Nowadays, most people learn IT the “fast way” that is, with tools that enable auto-completion, give coding advices and have integrated GUI builders based on drags and drops. Creating an application has never been that easy. A couple of clicks here and there, a Google search or two and voila!
But is time sparing worth sacrificing knowledge? What is the big picture on a long term perspective? What will happen to hardcore experts?
If programming is that easy, debugging becomes harder. With all that generated code and programming conventions not always being respected, if someone else than the original developer has to read and fix the code, things can become quite hard and costly. How many of us had to fix a code which contained variable names like txtBox1, txtBox2…, or even worse, ex girlfriends’ names? How many hours are spent yearly debugging simple mathematics operations because precedence rules are not respected? Those are just the easy ones, the most common and harder coding mistakes include, but are not limited to: global variables accessed and modified randomly, methods of tens of lines, exceptions being caught but discarded…
There are tons of resources out there for developers to learn from and many acronyms to discover or to deeper investigate like TDD or BDD (test driven deployment), which is an often mentioned key to high quality softwares, SOLID (Single responsibility, Open-closed, Liskov substitution, Interface segregation and Dependency inversion) which describes the “first five principles” of object-oriented programming and design and so many more. Thanks to the internet, knowledge is only a click away, motivation however, has to be found somewhere else.
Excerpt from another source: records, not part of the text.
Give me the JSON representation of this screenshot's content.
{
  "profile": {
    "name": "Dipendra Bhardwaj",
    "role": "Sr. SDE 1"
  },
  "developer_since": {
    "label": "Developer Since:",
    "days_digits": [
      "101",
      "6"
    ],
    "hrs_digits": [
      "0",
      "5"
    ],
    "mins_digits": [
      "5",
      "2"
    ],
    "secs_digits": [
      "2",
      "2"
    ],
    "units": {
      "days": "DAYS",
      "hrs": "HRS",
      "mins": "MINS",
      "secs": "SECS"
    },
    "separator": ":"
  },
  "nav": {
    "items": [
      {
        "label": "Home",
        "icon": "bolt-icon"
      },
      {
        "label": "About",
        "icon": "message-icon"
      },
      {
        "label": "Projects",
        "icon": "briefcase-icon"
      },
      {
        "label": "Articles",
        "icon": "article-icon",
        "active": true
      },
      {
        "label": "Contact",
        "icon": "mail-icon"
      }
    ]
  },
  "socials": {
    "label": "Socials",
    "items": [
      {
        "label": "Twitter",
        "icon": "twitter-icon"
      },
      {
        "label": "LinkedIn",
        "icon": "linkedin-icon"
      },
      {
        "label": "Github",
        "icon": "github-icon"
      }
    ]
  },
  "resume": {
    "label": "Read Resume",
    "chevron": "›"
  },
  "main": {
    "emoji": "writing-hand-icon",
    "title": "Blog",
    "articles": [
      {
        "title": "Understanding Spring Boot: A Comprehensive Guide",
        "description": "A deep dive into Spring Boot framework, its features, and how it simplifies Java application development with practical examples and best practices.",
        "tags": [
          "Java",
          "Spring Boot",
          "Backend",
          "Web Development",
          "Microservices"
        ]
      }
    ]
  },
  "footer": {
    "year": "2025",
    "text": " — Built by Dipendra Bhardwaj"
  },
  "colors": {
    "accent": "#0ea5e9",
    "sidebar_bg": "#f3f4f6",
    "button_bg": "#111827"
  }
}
On a long term perspective, without proper training, programmers won’t learn much more about the fundamentals and might become somewhat limited. Their errors’ becoming someone else’s to fix and their lack of knowledge becoming time consuming for others.
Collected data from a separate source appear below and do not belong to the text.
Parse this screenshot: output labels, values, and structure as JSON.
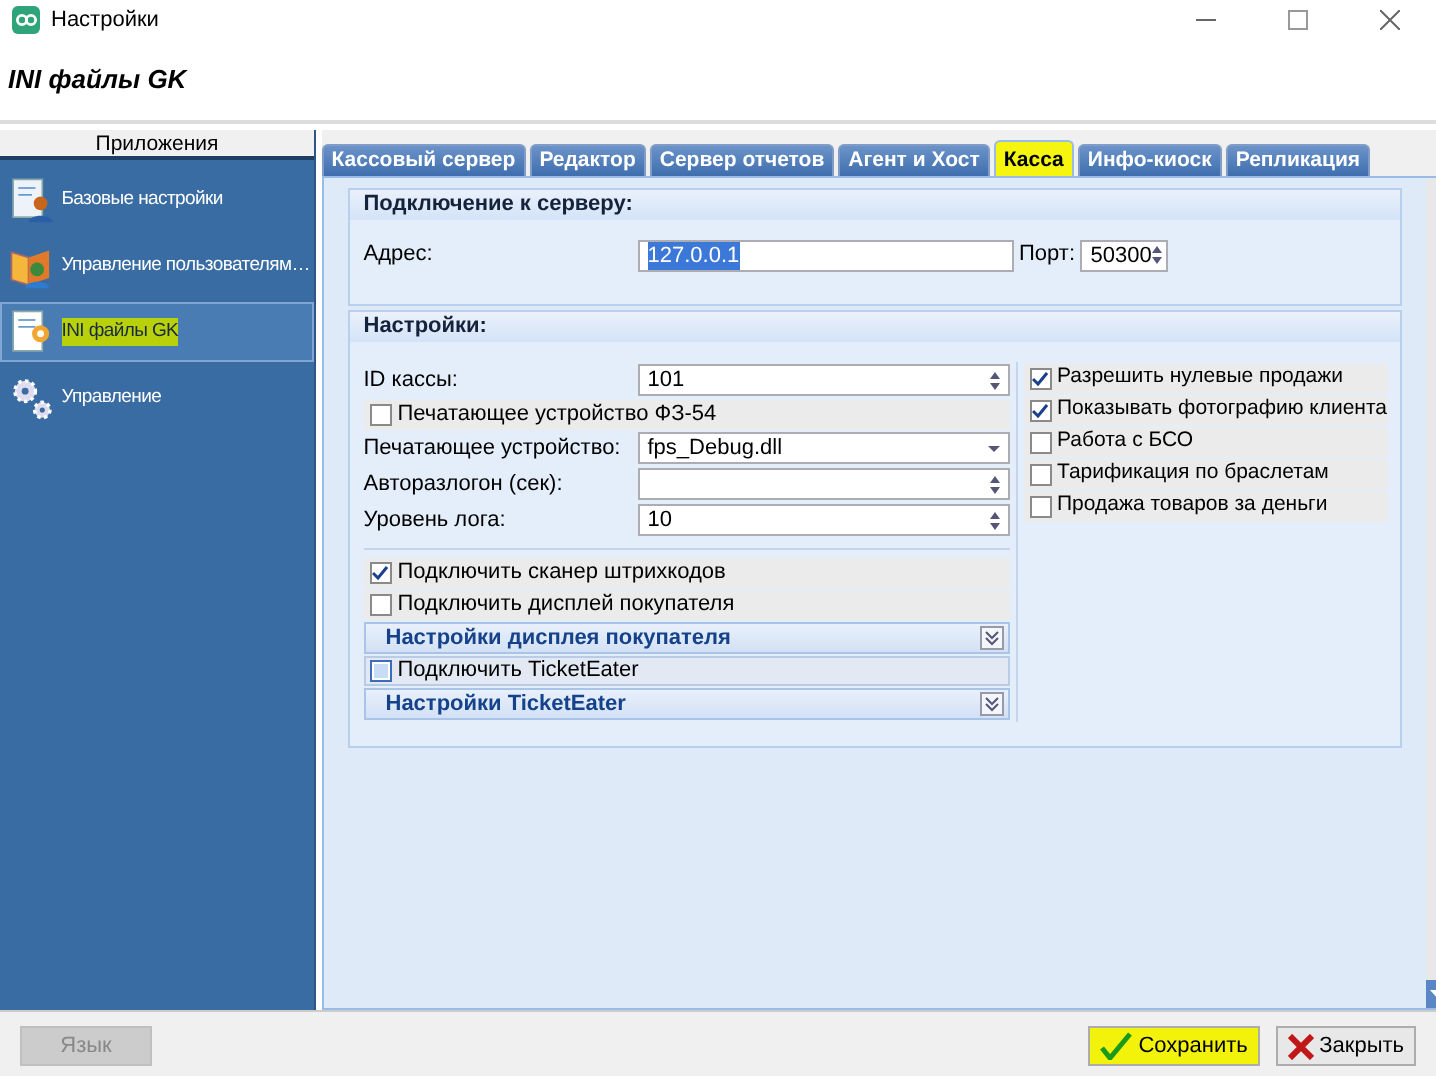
{
  "window": {
    "title": "Настройки"
  },
  "header": {
    "title": "INI файлы GK"
  },
  "sidebar": {
    "title": "Приложения",
    "items": [
      {
        "label": "Базовые настройки",
        "selected": false,
        "highlighted": false
      },
      {
        "label": "Управление пользователям…",
        "selected": false,
        "highlighted": false
      },
      {
        "label": "INI файлы GK",
        "selected": true,
        "highlighted": true
      },
      {
        "label": "Управление",
        "selected": false,
        "highlighted": false
      }
    ]
  },
  "tabs": [
    {
      "label": "Кассовый сервер",
      "selected": false,
      "highlighted": false
    },
    {
      "label": "Редактор",
      "selected": false,
      "highlighted": false
    },
    {
      "label": "Сервер отчетов",
      "selected": false,
      "highlighted": false
    },
    {
      "label": "Агент и Хост",
      "selected": false,
      "highlighted": false
    },
    {
      "label": "Касса",
      "selected": true,
      "highlighted": true
    },
    {
      "label": "Инфо-киоск",
      "selected": false,
      "highlighted": false
    },
    {
      "label": "Репликация",
      "selected": false,
      "highlighted": false
    }
  ],
  "connection": {
    "title": "Подключение к серверу:",
    "address_label": "Адрес:",
    "address_value": "127.0.0.1",
    "port_label": "Порт:",
    "port_value": "50300"
  },
  "settings": {
    "title": "Настройки:",
    "left_rows": [
      {
        "kind": "spin",
        "label": "ID кассы:",
        "value": "101"
      },
      {
        "kind": "check",
        "label": "Печатающее устройство ФЗ-54",
        "checked": false,
        "focused": false
      },
      {
        "kind": "combo",
        "label": "Печатающее устройство:",
        "value": "fps_Debug.dll"
      },
      {
        "kind": "spin",
        "label": "Авторазлогон (сек):"
      },
      {
        "kind": "spin",
        "label": "Уровень лога:",
        "value": "10"
      },
      {
        "kind": "separator"
      },
      {
        "kind": "check",
        "label": "Подключить сканер штрихкодов",
        "checked": true,
        "focused": false
      },
      {
        "kind": "check",
        "label": "Подключить дисплей покупателя",
        "checked": false,
        "focused": false
      },
      {
        "kind": "section",
        "label": "Настройки дисплея покупателя",
        "expanded": false
      },
      {
        "kind": "check",
        "label": "Подключить TicketEater",
        "checked": false,
        "focused": true
      },
      {
        "kind": "section",
        "label": "Настройки TicketEater",
        "expanded": false
      }
    ],
    "right_rows": [
      {
        "label": "Разрешить нулевые продажи",
        "checked": true
      },
      {
        "label": "Показывать фотографию клиента",
        "checked": true
      },
      {
        "label": "Работа с БСО",
        "checked": false
      },
      {
        "label": "Тарификация по браслетам",
        "checked": false
      },
      {
        "label": "Продажа товаров за деньги",
        "checked": false
      }
    ]
  },
  "footer": {
    "buttons": [
      {
        "label": "Язык",
        "kind": "plain",
        "disabled": true,
        "highlighted": false
      },
      {
        "label": "Сохранить",
        "kind": "save",
        "disabled": false,
        "highlighted": true
      },
      {
        "label": "Закрыть",
        "kind": "close",
        "disabled": false,
        "highlighted": false
      }
    ]
  }
}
Most companies understand that principle and have found an easy solution, encouraging through different means, their employees to develop their skills through seminars, conferences, classes and basically everything that can potentially make one become better. This tendency has started in most countries that understand that programming can be a career path and not only another step on a stair that leads to management. Unfortunately, training individuals can be costly and not everyone can afford it. That is where dedication and thrive to learn kick in, buying a book and reading it is affordable by most.
The other problem implied is that as time goes by, experts will become rarer and busier, leaving new programmers to themselves, in charge of their own fixing, eventually leading to chaos and destruction of the world as we know it.
Already in 1995, Niklaus Wirth stated that “software is getting slower more rapidly than hardware becomes faster”. A variant by David May is even more explicit by doing a corollary with Gordon Moore’s law: “Software efficiency halves every 18 months, compensating Moore’s law”.
This proves that knowledge is the key to a good programmer and IT, as every single science, always evolves and so should the people working with it.